Ich betreibe dann noch etwas Small-Talk mit den anderen, mir freundlicher gesonnenen Teilnehmern und verabschiede mich bereits nach etwa vier bis fünf Stunden von den, um etwa drei Uhr morgens verbliebenen, Nachtschwärmern des Systems. Der Grund dafür ist allerdings nicht die Müdigkeit, denn ich bin ja selbst erst so gegen fünfzehn Uhr aufgestanden, als vielmehr die nun dringend benötigte Abwechslung. In einem Dialogssystem der nicht jugendfreien Art versuche ich, meinen Wissensstand über mögliche oder unmögliche Sexpraktiken zu erweitern oder zu vertiefen. Doch ist hier Vorsicht geboten, da nicht jeder Teilnehmer das ist, was er zu sein scheint. Ein weiblicher Name verspricht noch lange nicht die holde Weiblichkeit des dahinter versteckten Teilnehmers. Aus nur den „Männern-mit-Frauenpseudos“ bekannten Gründen, versuchen solche nämlich unter der Behauptung lesbisch zu sein, den Kontakt zu homosexuell geneigten Damen zu finden, um mit diesen einen erotischen, heißen, derben, vulgären oder sonstwie prickelnden Dialog oder sagen wir Bildschirm-Liebesakt, zu vollführen. Diese Versuche sind jedoch derart häufig zum Scheitern verurteilt, weil Männer nun mal recht leicht zu durchschauen sind, daß es dem so veranlagten Manne sowas von peinlich sein sollte, daß er direkt und ohne Umschweife vor seinem Monitor im Boden versinken müßte. Doch weit gefehlt, denn das nächste Opfer naht.

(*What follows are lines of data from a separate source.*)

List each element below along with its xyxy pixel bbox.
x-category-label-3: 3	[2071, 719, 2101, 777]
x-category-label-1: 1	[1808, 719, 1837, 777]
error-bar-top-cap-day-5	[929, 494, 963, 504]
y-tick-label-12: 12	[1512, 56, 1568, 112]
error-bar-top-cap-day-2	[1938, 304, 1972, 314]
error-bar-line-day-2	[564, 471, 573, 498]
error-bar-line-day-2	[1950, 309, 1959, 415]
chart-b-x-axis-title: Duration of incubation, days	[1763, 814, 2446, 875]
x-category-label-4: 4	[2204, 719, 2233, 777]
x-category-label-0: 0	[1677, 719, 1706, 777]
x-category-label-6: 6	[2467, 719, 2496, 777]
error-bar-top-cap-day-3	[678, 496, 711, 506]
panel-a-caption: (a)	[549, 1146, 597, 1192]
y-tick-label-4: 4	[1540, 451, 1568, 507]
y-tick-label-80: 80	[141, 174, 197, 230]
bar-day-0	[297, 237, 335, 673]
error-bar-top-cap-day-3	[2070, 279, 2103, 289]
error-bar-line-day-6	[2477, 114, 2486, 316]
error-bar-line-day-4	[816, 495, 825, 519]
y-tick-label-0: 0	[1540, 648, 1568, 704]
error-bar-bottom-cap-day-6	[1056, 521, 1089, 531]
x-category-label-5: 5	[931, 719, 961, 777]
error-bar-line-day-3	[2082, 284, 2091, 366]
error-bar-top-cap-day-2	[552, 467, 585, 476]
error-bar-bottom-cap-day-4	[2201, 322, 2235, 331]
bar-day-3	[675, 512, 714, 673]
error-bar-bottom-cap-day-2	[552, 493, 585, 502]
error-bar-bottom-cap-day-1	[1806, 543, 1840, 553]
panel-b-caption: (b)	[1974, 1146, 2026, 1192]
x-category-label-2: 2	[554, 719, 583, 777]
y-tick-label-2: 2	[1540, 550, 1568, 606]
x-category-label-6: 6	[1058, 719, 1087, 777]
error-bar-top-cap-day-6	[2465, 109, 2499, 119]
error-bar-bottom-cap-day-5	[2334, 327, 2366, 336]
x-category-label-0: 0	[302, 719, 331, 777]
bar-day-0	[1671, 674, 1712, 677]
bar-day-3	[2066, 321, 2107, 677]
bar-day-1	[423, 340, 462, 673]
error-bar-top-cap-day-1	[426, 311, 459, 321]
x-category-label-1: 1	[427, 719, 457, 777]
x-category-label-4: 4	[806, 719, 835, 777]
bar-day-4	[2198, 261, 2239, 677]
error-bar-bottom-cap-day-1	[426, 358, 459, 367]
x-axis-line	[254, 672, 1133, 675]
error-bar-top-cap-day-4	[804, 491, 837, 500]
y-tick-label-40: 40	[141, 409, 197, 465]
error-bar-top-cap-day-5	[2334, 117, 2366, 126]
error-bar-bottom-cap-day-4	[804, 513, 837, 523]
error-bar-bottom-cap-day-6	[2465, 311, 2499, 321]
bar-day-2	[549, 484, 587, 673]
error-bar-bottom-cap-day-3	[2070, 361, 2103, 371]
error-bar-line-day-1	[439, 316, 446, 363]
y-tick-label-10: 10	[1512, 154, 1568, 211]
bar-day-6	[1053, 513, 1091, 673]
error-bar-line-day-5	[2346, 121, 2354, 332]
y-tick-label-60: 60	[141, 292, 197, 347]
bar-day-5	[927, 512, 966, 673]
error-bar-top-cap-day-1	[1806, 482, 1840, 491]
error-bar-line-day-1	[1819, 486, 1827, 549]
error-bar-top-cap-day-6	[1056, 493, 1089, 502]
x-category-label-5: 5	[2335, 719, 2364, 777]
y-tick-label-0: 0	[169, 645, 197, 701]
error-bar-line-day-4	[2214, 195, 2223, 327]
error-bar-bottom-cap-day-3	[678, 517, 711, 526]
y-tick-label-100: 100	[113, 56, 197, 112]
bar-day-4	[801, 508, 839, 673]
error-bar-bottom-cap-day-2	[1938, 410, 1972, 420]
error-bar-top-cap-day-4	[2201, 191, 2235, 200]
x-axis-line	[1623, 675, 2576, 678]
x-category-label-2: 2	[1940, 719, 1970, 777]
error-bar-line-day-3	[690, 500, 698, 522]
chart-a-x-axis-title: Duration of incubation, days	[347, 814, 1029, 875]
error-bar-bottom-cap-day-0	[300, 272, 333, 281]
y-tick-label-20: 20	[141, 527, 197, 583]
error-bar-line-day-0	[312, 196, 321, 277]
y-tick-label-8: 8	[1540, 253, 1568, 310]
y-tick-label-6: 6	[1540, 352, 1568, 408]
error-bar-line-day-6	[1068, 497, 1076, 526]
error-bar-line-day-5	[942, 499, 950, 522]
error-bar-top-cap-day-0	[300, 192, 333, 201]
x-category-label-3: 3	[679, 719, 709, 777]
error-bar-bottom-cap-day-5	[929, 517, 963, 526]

Ich versuche also, die „echten“ Frauen ausfindig zu machen, die wirklich sehr dünn gesät sind, in diesen Systemen. Ich möchte von ihnen erfahren, was sie wie und wo am liebsten mögen. Denn vielleicht läßt sich daraus ein Bestseller basteln. Ich werde jedoch sehr bald eines Besseren belehrt, denn Bestseller sollten nach Möglichkeit für eine breite Käuferschicht und daher auch für die Jugend zugänglich gemacht werden können. Das Ergebnis eines Erlebnisberichtes aus diesem Erotik-Talk dürfte, wenn überhaupt, nur heimlich und wirklich heimlich unter dem Ladentisch verkauft werden. Wenn allerdings die Preise dementsprechend hoch ausfielen, daß die eine oder andere Mahnung auf meinem Schreibtisch amortisiert würde, vielleicht entschließe ich mich dann doch noch eines Tages zu solch einer Tat.
Aber zunächst versuche ich weiterhin etwas wirklich jugendfreies auf die Beine zu stellen. Ich denke jedoch, daß ich morgen weiter überlege, denn meine Uhr zeigt mittlerweile fünfuhrzweiundzwanzig an und mein Hintern sagt mir, daß ich nun lange genug auf diesem Bürostuhl gesessen habe. Ich schalte alle Geräte ab, gehe noch mal aufs Klo, ziehe mich aus, werfe mich ins Bett und ärgere mich, daß ich wieder zu keiner brauchbaren Idee für eine Geschichte gekommen bin.